If you are ok without count, next and previous links, Following custom class can be used.
import sys
from collections import OrderedDict
from django.core.paginator import Paginator
from django.utils.functional import cached_property
from rest_framework.pagination import PageNumberPagination
from rest_framework.response import Response
class CustomPaginatorClass(Paginator):
@cached_property
def count(self):
return sys.maxsize
# To Avoid large table count query, We can use this paginator class
class LargeTablePagination(PageNumberPagination):
django_paginator_class = CustomPaginatorClass
def get_paginated_response(self, data):
return Response(OrderedDict([
('page', self.page.number),
('results', data)
]))
This is an example of a paginator that keeps the next/previous links working.
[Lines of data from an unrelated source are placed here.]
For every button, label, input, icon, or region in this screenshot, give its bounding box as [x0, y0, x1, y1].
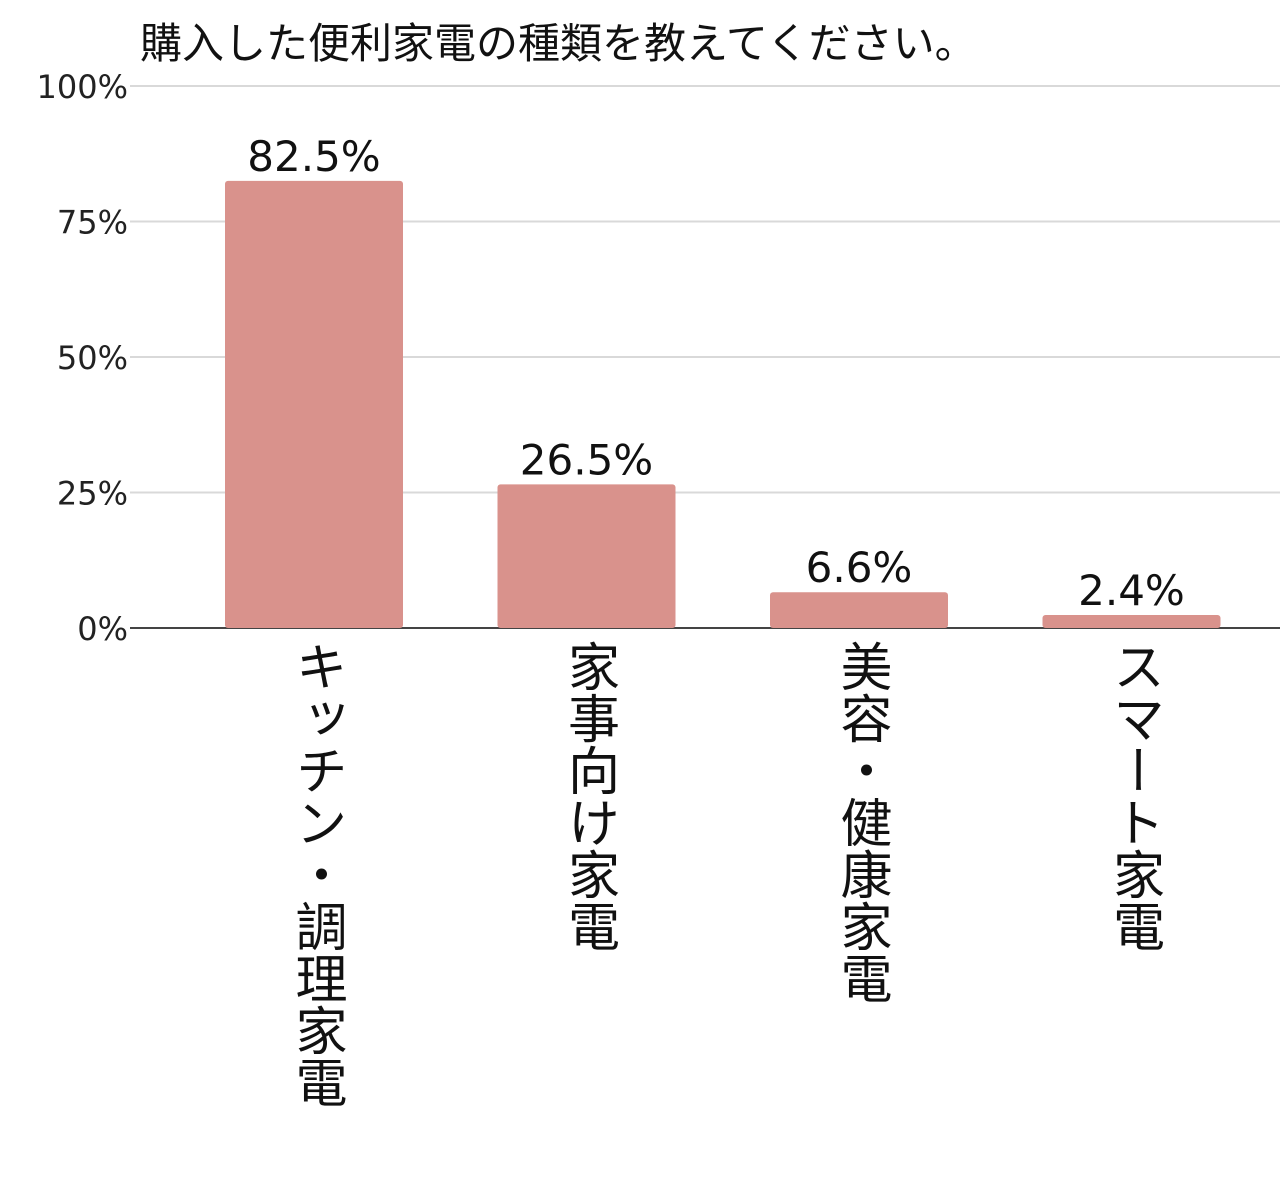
data-label: 26.5% [520, 435, 653, 484]
x-category-label: 美容・健康家電 [831, 640, 891, 1004]
x-category-label: キッチン・調理家電 [286, 640, 346, 1108]
data-label: 2.4% [1078, 566, 1185, 615]
bar [497, 484, 676, 628]
y-tick-label: 100% [37, 68, 128, 106]
bar [770, 592, 948, 628]
y-tick-label: 75% [57, 204, 128, 242]
x-category-label: 家事向け家電 [559, 640, 619, 952]
y-tick-label: 25% [57, 475, 128, 513]
bar [225, 180, 403, 628]
bar [1042, 614, 1221, 628]
data-label: 6.6% [806, 543, 913, 592]
data-label: 82.5% [247, 132, 380, 181]
y-tick-label: 0% [77, 610, 128, 648]
chart-title: 購入した便利家電の種類を教えてください。 [140, 19, 977, 68]
y-tick-label: 50% [57, 339, 128, 377]
x-category-label: スマート家電 [1104, 640, 1164, 952]
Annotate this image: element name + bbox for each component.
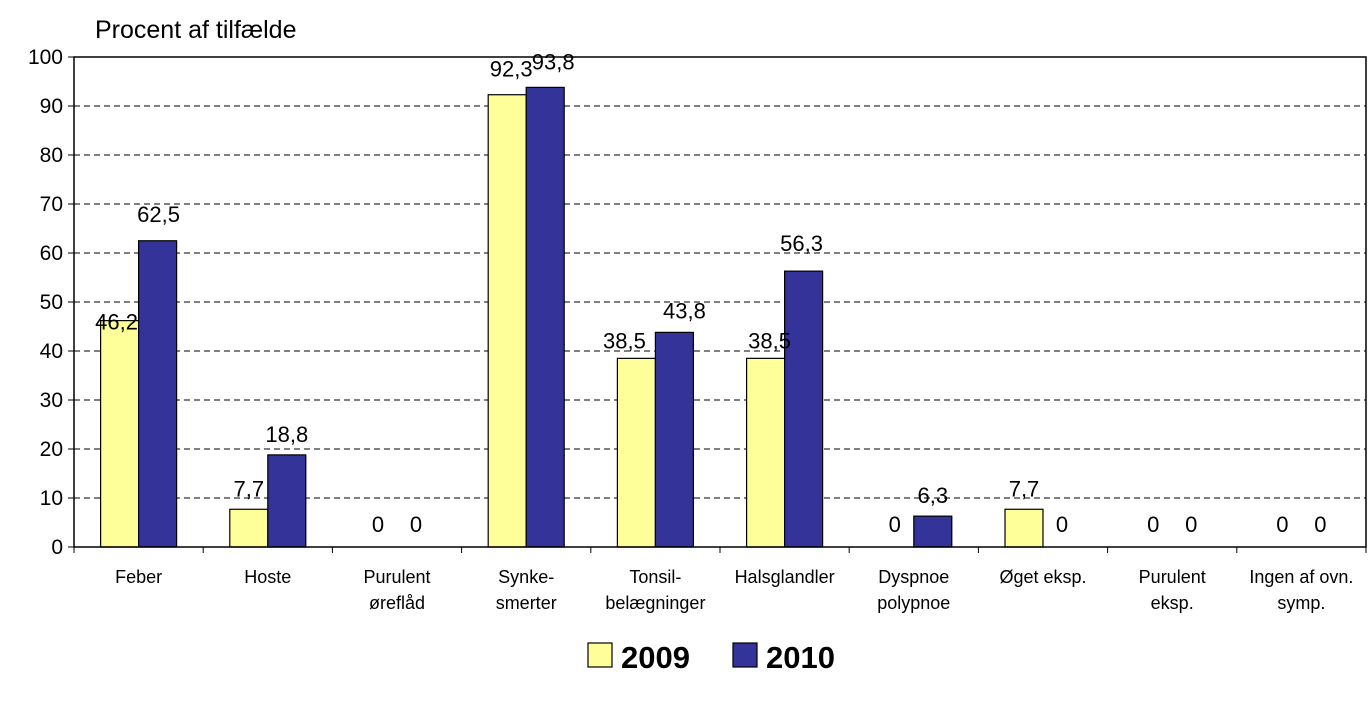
data-label: 7,7 — [234, 476, 265, 501]
bar-2010 — [783, 270, 824, 548]
data-label: 18,8 — [265, 422, 308, 447]
data-label: 93,8 — [532, 49, 575, 74]
data-label: 38,5 — [603, 328, 646, 353]
x-tick-label: Feber — [115, 567, 162, 587]
x-tick-label: Tonsil- — [629, 567, 681, 587]
bar-2009 — [1004, 508, 1044, 548]
x-tick-label: smerter — [496, 593, 557, 613]
data-label: 0 — [1314, 512, 1326, 537]
data-label: 0 — [1185, 512, 1197, 537]
data-label: 56,3 — [780, 231, 823, 256]
x-tick-label: Øget eksp. — [999, 567, 1086, 587]
data-label: 0 — [889, 512, 901, 537]
y-tick-label: 0 — [51, 536, 63, 559]
legend: 2009 2010 — [587, 640, 835, 675]
x-tick-label: eksp. — [1151, 593, 1194, 613]
x-tick-label: Synke- — [498, 567, 554, 587]
data-label: 43,8 — [663, 298, 706, 323]
bar-2009 — [487, 94, 527, 548]
y-tick-label: 60 — [40, 242, 63, 265]
x-tick-label: Ingen af ovn. — [1249, 567, 1353, 587]
y-tick-label: 40 — [40, 340, 63, 363]
y-tick-label: 30 — [40, 389, 63, 412]
data-label: 46,2 — [95, 310, 138, 335]
y-tick-label: 50 — [40, 291, 63, 314]
y-axis-title: Procent af tilfælde — [95, 16, 297, 44]
x-tick-label: Purulent — [1139, 567, 1206, 587]
data-label: 0 — [1056, 512, 1068, 537]
data-label: 7,7 — [1009, 476, 1040, 501]
bar-2010 — [267, 454, 307, 548]
data-labels: 46,2 62,5 7,7 18,8 0 0 92,3 93,8 38,5 43,8 38,5 56,… — [95, 49, 1326, 537]
bar-2010 — [138, 240, 178, 548]
bars — [99, 86, 1044, 548]
x-tick-label: Dyspnoe — [878, 567, 949, 587]
y-tick-label: 80 — [40, 144, 63, 167]
bar-2009 — [745, 357, 786, 548]
legend-swatch-2010 — [732, 642, 758, 668]
x-tick-label: øreflåd — [369, 593, 425, 613]
bar-2010 — [913, 515, 953, 548]
y-tick-label: 100 — [28, 46, 63, 69]
bar-2009 — [99, 320, 140, 548]
bar-2009 — [616, 357, 657, 548]
data-label: 0 — [372, 512, 384, 537]
bar-2009 — [229, 508, 269, 548]
data-label: 0 — [1147, 512, 1159, 537]
data-label: 0 — [1276, 512, 1288, 537]
data-label: 62,5 — [137, 202, 180, 227]
y-tick-label: 20 — [40, 438, 63, 461]
y-tick-label: 90 — [40, 95, 63, 118]
data-label: 0 — [410, 512, 422, 537]
x-tick-label: polypnoe — [877, 593, 950, 613]
y-tick-label: 10 — [40, 487, 63, 510]
x-tick-label: belægninger — [605, 593, 705, 613]
data-label: 38,5 — [748, 328, 791, 353]
data-label: 6,3 — [918, 483, 949, 508]
x-tick-label: Hoste — [244, 567, 291, 587]
x-tick-label: symp. — [1277, 593, 1325, 613]
bar-2010 — [525, 86, 565, 548]
legend-label: 2010 — [766, 640, 835, 675]
bar-2010 — [654, 331, 695, 548]
axes: 0 10 20 30 40 50 60 70 80 90 100 Feber Hoste Purulent… — [28, 46, 1367, 613]
legend-swatch-2009 — [587, 642, 613, 668]
data-label: 92,3 — [490, 57, 533, 82]
y-tick-label: 70 — [40, 193, 63, 216]
x-tick-label: Purulent — [363, 567, 430, 587]
legend-label: 2009 — [621, 640, 690, 675]
x-tick-label: Halsglandler — [735, 567, 835, 587]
It fetches an extra row at the end to check whether there is another page:
class NoCountPagination(LimitOffsetPagination):
def get_paginated_response(self, data):
return Response(
{
"next": self.get_next_link(),
"previous": self.get_previous_link(),
"results": data,
}
)
def paginate_queryset(self, queryset, request, view=None):
self.offset = self.get_offset(request)
self.limit = self.get_limit(request)
# Get one extra element to check if there is a "next" page
q = list(queryset[self.offset : self.offset + self.limit + 1])
self.count = self.offset + len(q) if len(q) else self.offset - 1
if len(q) > self.limit:
q.pop()
self.request = request
if self.count > self.offset + self.limit and self.template is not None:
self.display_page_controls = True
return q
def get_paginated_response_schema(self, schema):
ret = super().get_paginated_response_schema(schema)
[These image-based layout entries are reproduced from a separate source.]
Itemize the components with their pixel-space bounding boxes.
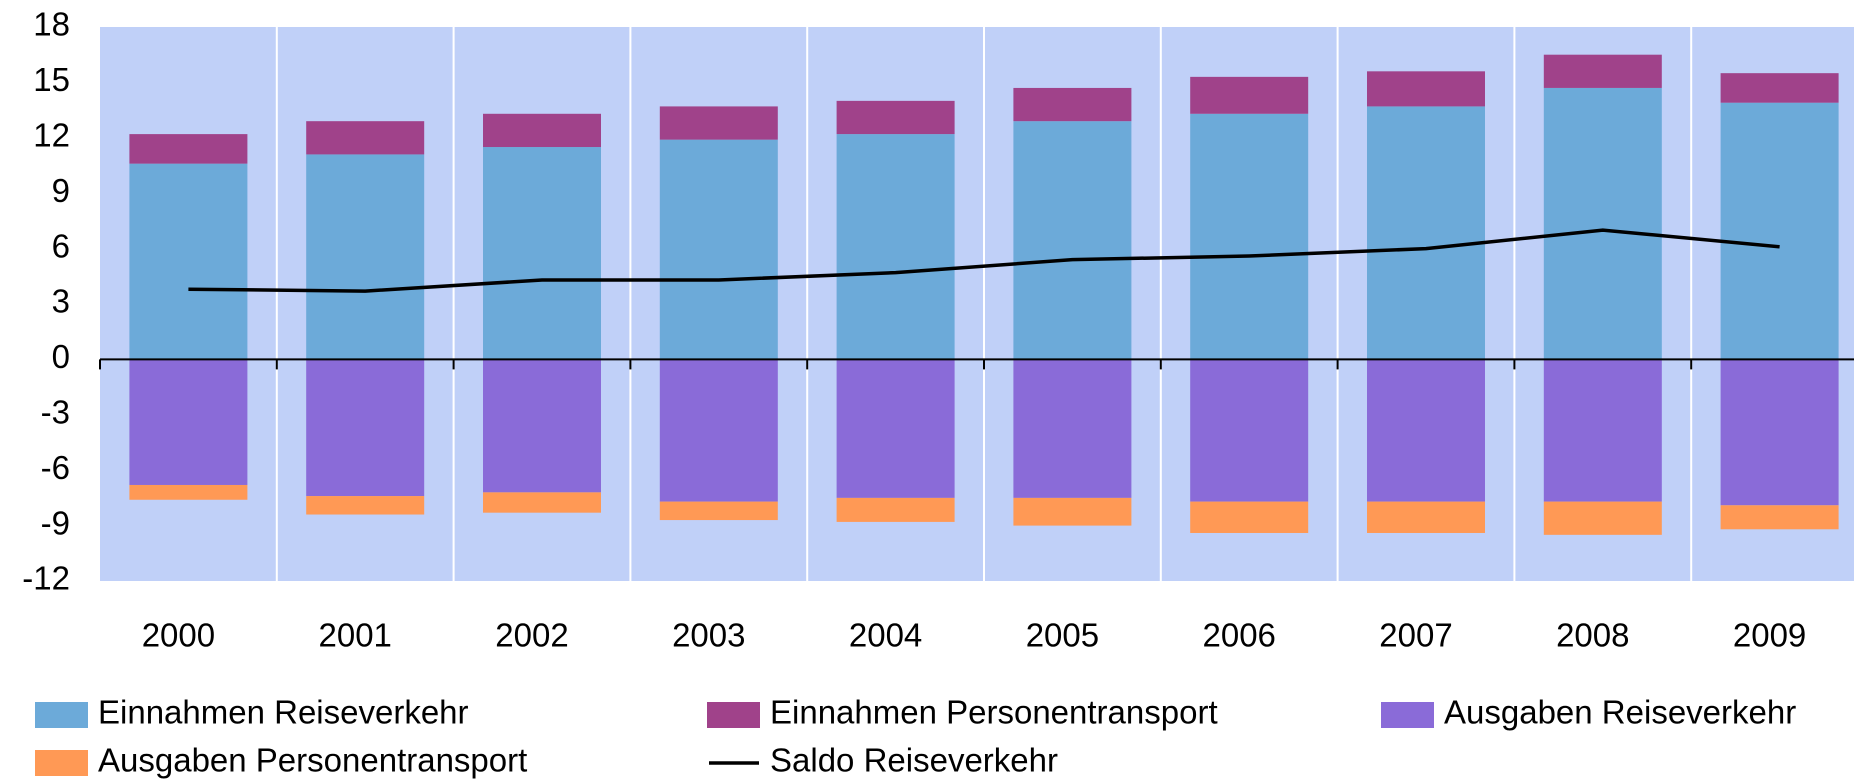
x-tick-label: 2003 — [672, 617, 745, 654]
bar — [659, 106, 778, 140]
bar — [306, 121, 425, 155]
x-tick-label: 2000 — [142, 617, 215, 654]
bar — [1367, 106, 1485, 360]
y-tick-label: 9 — [52, 172, 70, 209]
x-tick-label: 2006 — [1202, 617, 1275, 654]
bar — [1543, 501, 1662, 535]
bar — [306, 154, 425, 360]
y-tick-label: 3 — [52, 283, 70, 320]
y-tick-label: 12 — [33, 117, 70, 154]
bar — [1013, 87, 1132, 122]
x-tick-label: 2007 — [1379, 617, 1452, 654]
bar — [1190, 359, 1309, 502]
y-tick-label: 0 — [52, 338, 70, 375]
line — [188, 228, 1780, 293]
bar — [1543, 359, 1662, 502]
legend-swatch — [707, 702, 760, 728]
legend-label: Ausgaben Reiseverkehr — [1444, 694, 1796, 731]
bar — [1367, 71, 1485, 107]
x-tick-label: 2005 — [1026, 617, 1099, 654]
bar — [1013, 359, 1132, 498]
bar — [129, 163, 248, 360]
bar — [836, 100, 955, 135]
bar — [129, 359, 248, 485]
x-tick-label: 2001 — [318, 617, 391, 654]
y-tick-label: 6 — [52, 227, 70, 264]
legend-swatch — [35, 702, 88, 728]
legend-label: Einnahmen Reiseverkehr — [98, 694, 469, 731]
bar — [1190, 113, 1309, 360]
bar — [1720, 505, 1839, 530]
bar — [836, 359, 955, 498]
y-tick-label: -6 — [41, 449, 70, 486]
bar — [659, 139, 778, 360]
bar — [836, 497, 955, 522]
bar — [1720, 73, 1839, 103]
bar — [1013, 497, 1132, 526]
bar — [306, 496, 425, 515]
bar — [836, 134, 955, 360]
legend-label: Einnahmen Personentransport — [770, 694, 1218, 731]
x-tick-label: 2009 — [1733, 617, 1806, 654]
bar — [483, 113, 601, 148]
bar — [1543, 54, 1662, 88]
bar — [483, 492, 601, 513]
legend-label: Ausgaben Personentransport — [98, 742, 527, 779]
bar — [483, 359, 601, 493]
bar — [129, 134, 248, 164]
bar — [1190, 501, 1309, 533]
x-tick-label: 2004 — [849, 617, 922, 654]
bar — [1543, 87, 1662, 360]
y-tick-label: -12 — [22, 560, 70, 597]
bar — [1720, 359, 1839, 506]
y-tick-label: -3 — [41, 394, 70, 431]
bar — [129, 484, 248, 500]
x-tick-label: 2008 — [1556, 617, 1629, 654]
bar — [1367, 501, 1485, 533]
bar — [1013, 121, 1132, 360]
bar — [1367, 359, 1485, 502]
bar — [1190, 76, 1309, 114]
y-tick-label: 18 — [33, 6, 70, 43]
y-tick-label: -9 — [41, 504, 70, 541]
legend-swatch — [35, 750, 88, 776]
bar — [659, 501, 778, 521]
bar — [1720, 102, 1839, 360]
legend-swatch — [1381, 702, 1434, 728]
y-tick-label: 15 — [33, 61, 70, 98]
x-tick-label: 2002 — [495, 617, 568, 654]
bar — [659, 359, 778, 502]
bar — [306, 359, 425, 497]
bar — [483, 147, 601, 360]
legend-label: Saldo Reiseverkehr — [770, 742, 1058, 779]
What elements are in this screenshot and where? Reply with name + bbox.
del ret["properties"]["count"]
return ret
The other answers either didn't work for me or were still performing the extra COUNT(*) query.
This will get rid of all pagination, the count query, and will just return the JSON response:
from rest_framework.pagination import PageNumberPagination
class NoCountPagination(PageNumberPagination):
page_size = None
def get_paginated_response(self, data):
return Response({
'results', data
})
To use it:
from rest_framework import viewsets
from .models import MyModel
from .serializers import MySerializer
class CustomApiViewSet(viewsets.ReadOnlyModelViewSet):
"""
Simple viewset for viewing MyModels (as a list, or individually).
"""
queryset = MyModel.objects.all()
serializer_class = MySerializer
pagination_class = NoCountPagination
Beware, this will return all rows from your queryset. In almost all cases, I think it's probably better to just use PageNumberPagination as-is or maybe use @Florian's solution above to speed it up a bit.
Adding to getup8's response, I was able to get it working where it doesn't return the count but also doesn't return all of the rows (assuming you have PAGE_SIZE set to a reasonable number in your site's REST_FRAMEWORK settings).
from rest_framework.pagination import LimitOffsetPagination
class NoCountPaginator(LimitOffsetPagination):
def get_count(self, queryset):
return 99999999
def get_paginated_response(self, data):
return Response(OrderedDict([
('results', data)
]))
And to use it:
from rest_framework import viewsets
from .models import MyModel
from .serializers import MySerializer
class CustomApiViewSet(viewsets.ReadOnlyModelViewSet):
queryset = MyModel.objects.all()
serializer_class = MySerializer
pagination_class = NoCountPaginator
I had PAGE_SIZE set to 25, so the API always returns only the top 25 rows and it no longer runs the count query.